How to Avoid Holiday Allergens

Candle
You might think as fall allergy season wraps up and winter approaches, allergy sufferers are off the hook for a little while. Unfortunately, the holidays bring about an increase in allergic reactions and symptom flair ups for those with asthma. The culprit is one you may not think about when you think of allergies: your decorations.

“The holidays can present a variety of challenges for asthma and allergy patients,” says Dr. Cliff Bassett, an ambassador for the Asthma and Allergy Foundation of America (AAFA). “Our environment changes in many ways during the holidays, from having new people in our homes to bringing in potential irritants like pine trees and dusty old holiday decorations.

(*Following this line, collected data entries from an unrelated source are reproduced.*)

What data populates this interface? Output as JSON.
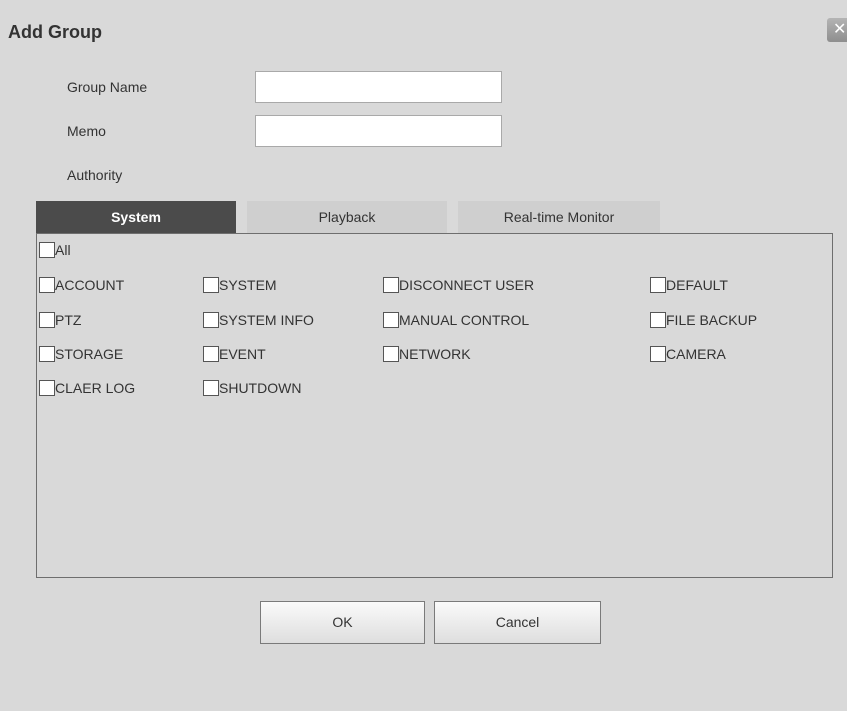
{
  "dialog": {
    "title": "Add Group",
    "close_icon_glyph": "✕"
  },
  "form": {
    "group_name_label": "Group Name",
    "group_name_value": "",
    "memo_label": "Memo",
    "memo_value": "",
    "authority_label": "Authority"
  },
  "tabs": [
    {
      "label": "System",
      "active": true
    },
    {
      "label": "Playback",
      "active": false
    },
    {
      "label": "Real-time Monitor",
      "active": false
    }
  ],
  "permissions": {
    "all": {
      "label": "All",
      "checked": false
    },
    "rows": [
      [
        {
          "label": "ACCOUNT",
          "checked": false
        },
        {
          "label": "SYSTEM",
          "checked": false
        },
        {
          "label": "DISCONNECT USER",
          "checked": false
        },
        {
          "label": "DEFAULT",
          "checked": false
        }
      ],
      [
        {
          "label": "PTZ",
          "checked": false
        },
        {
          "label": "SYSTEM INFO",
          "checked": false
        },
        {
          "label": "MANUAL CONTROL",
          "checked": false
        },
        {
          "label": "FILE BACKUP",
          "checked": false
        }
      ],
      [
        {
          "label": "STORAGE",
          "checked": false
        },
        {
          "label": "EVENT",
          "checked": false
        },
        {
          "label": "NETWORK",
          "checked": false
        },
        {
          "label": "CAMERA",
          "checked": false
        }
      ],
      [
        {
          "label": "CLAER LOG",
          "checked": false
        },
        {
          "label": "SHUTDOWN",
          "checked": false
        }
      ]
    ]
  },
  "buttons": {
    "ok_label": "OK",
    "cancel_label": "Cancel"
  },
  "colors": {
    "background": "#d9d9d9",
    "active_tab": "#4b4b4b",
    "inactive_tab": "#cfcfcf",
    "text": "#333333"
  }
}
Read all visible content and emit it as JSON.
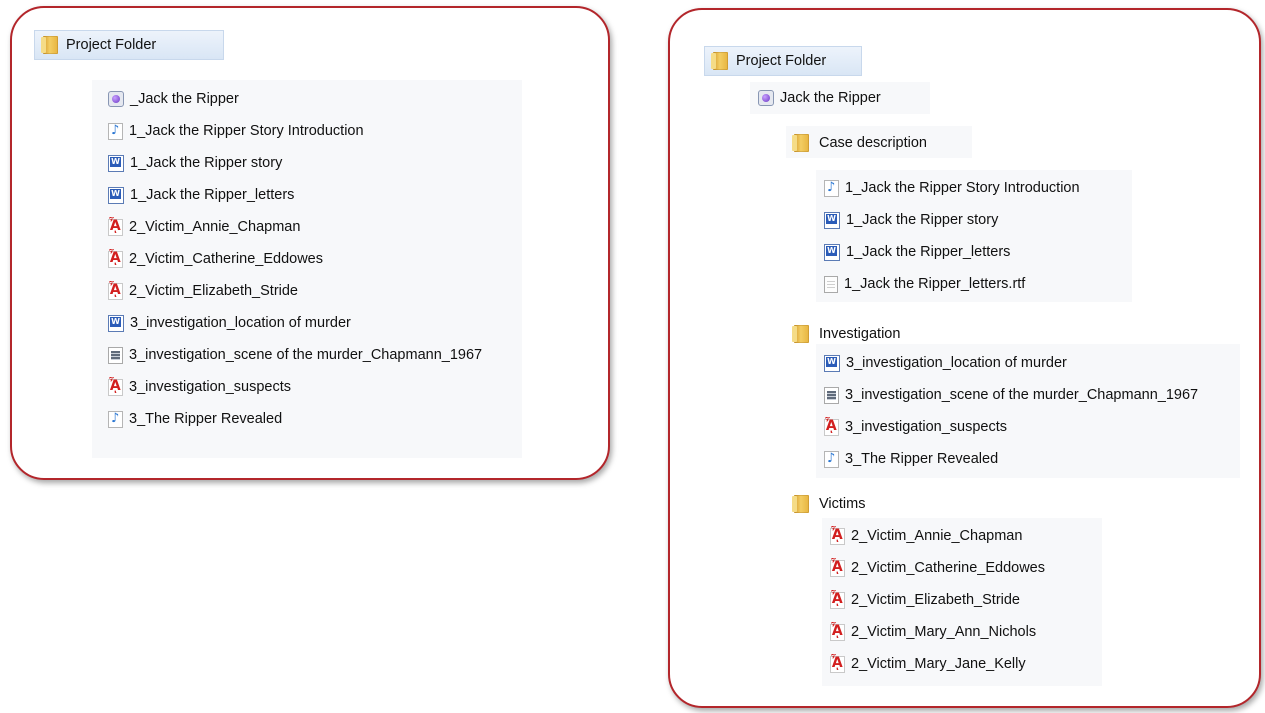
{
  "left_panel": {
    "header": {
      "icon": "folder-icon",
      "label": "Project Folder"
    },
    "items": [
      {
        "icon": "app-icon",
        "label": "_Jack the Ripper"
      },
      {
        "icon": "audio-file-icon",
        "label": "1_Jack the Ripper Story Introduction"
      },
      {
        "icon": "word-file-icon",
        "label": "1_Jack the Ripper story"
      },
      {
        "icon": "word-file-icon",
        "label": "1_Jack the Ripper_letters"
      },
      {
        "icon": "pdf-file-icon",
        "label": "2_Victim_Annie_Chapman"
      },
      {
        "icon": "pdf-file-icon",
        "label": "2_Victim_Catherine_Eddowes"
      },
      {
        "icon": "pdf-file-icon",
        "label": "2_Victim_Elizabeth_Stride"
      },
      {
        "icon": "word-file-icon",
        "label": "3_investigation_location of murder"
      },
      {
        "icon": "image-file-icon",
        "label": "3_investigation_scene of the murder_Chapmann_1967"
      },
      {
        "icon": "pdf-file-icon",
        "label": "3_investigation_suspects"
      },
      {
        "icon": "audio-file-icon",
        "label": "3_The Ripper Revealed"
      }
    ]
  },
  "right_panel": {
    "header": {
      "icon": "folder-icon",
      "label": "Project Folder"
    },
    "project": {
      "icon": "app-icon",
      "label": "Jack the Ripper"
    },
    "folders": [
      {
        "name": "Case description",
        "icon": "folder-icon",
        "items": [
          {
            "icon": "audio-file-icon",
            "label": "1_Jack the Ripper Story Introduction"
          },
          {
            "icon": "word-file-icon",
            "label": "1_Jack the Ripper story"
          },
          {
            "icon": "word-file-icon",
            "label": "1_Jack the Ripper_letters"
          },
          {
            "icon": "text-file-icon",
            "label": "1_Jack the Ripper_letters.rtf"
          }
        ]
      },
      {
        "name": "Investigation",
        "icon": "folder-icon",
        "items": [
          {
            "icon": "word-file-icon",
            "label": "3_investigation_location of murder"
          },
          {
            "icon": "image-file-icon",
            "label": "3_investigation_scene of the murder_Chapmann_1967"
          },
          {
            "icon": "pdf-file-icon",
            "label": "3_investigation_suspects"
          },
          {
            "icon": "audio-file-icon",
            "label": "3_The Ripper Revealed"
          }
        ]
      },
      {
        "name": "Victims",
        "icon": "folder-icon",
        "items": [
          {
            "icon": "pdf-file-icon",
            "label": "2_Victim_Annie_Chapman"
          },
          {
            "icon": "pdf-file-icon",
            "label": "2_Victim_Catherine_Eddowes"
          },
          {
            "icon": "pdf-file-icon",
            "label": "2_Victim_Elizabeth_Stride"
          },
          {
            "icon": "pdf-file-icon",
            "label": "2_Victim_Mary_Ann_Nichols"
          },
          {
            "icon": "pdf-file-icon",
            "label": "2_Victim_Mary_Jane_Kelly"
          }
        ]
      }
    ]
  },
  "colors": {
    "panel_border": "#b3262b",
    "header_bg": "#dce8f5",
    "list_bg": "#f7f8fa"
  }
}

So how do we help minimize allergen contamination in the home? Here are a few things to keep in mind as you start planning your holidays:

  • If your decorations are not stored in airtight plastic bins, they likely have picked up dust, mold or other allergens from your garage, attic or basement. Thoroughly clean, dust or wash décor items before bringing them into the home.
  • If outdoor allergens are typically a problem, you might want to avoid live trees, wreaths and holiday flowers. Artificial trees can cause problems too, especially those with artificial snow. Before setting up any type of tree, use a leaf blower to blow off dust or pollen.
  • Run a air purifier with a HEPA filter throughout the holiday season. Vacuum and dust regularly. Avoid common allergen triggers, such as potpourris, scented candles and cinnamon pinecones. Instead, bake with natural ingredients for a holiday aroma.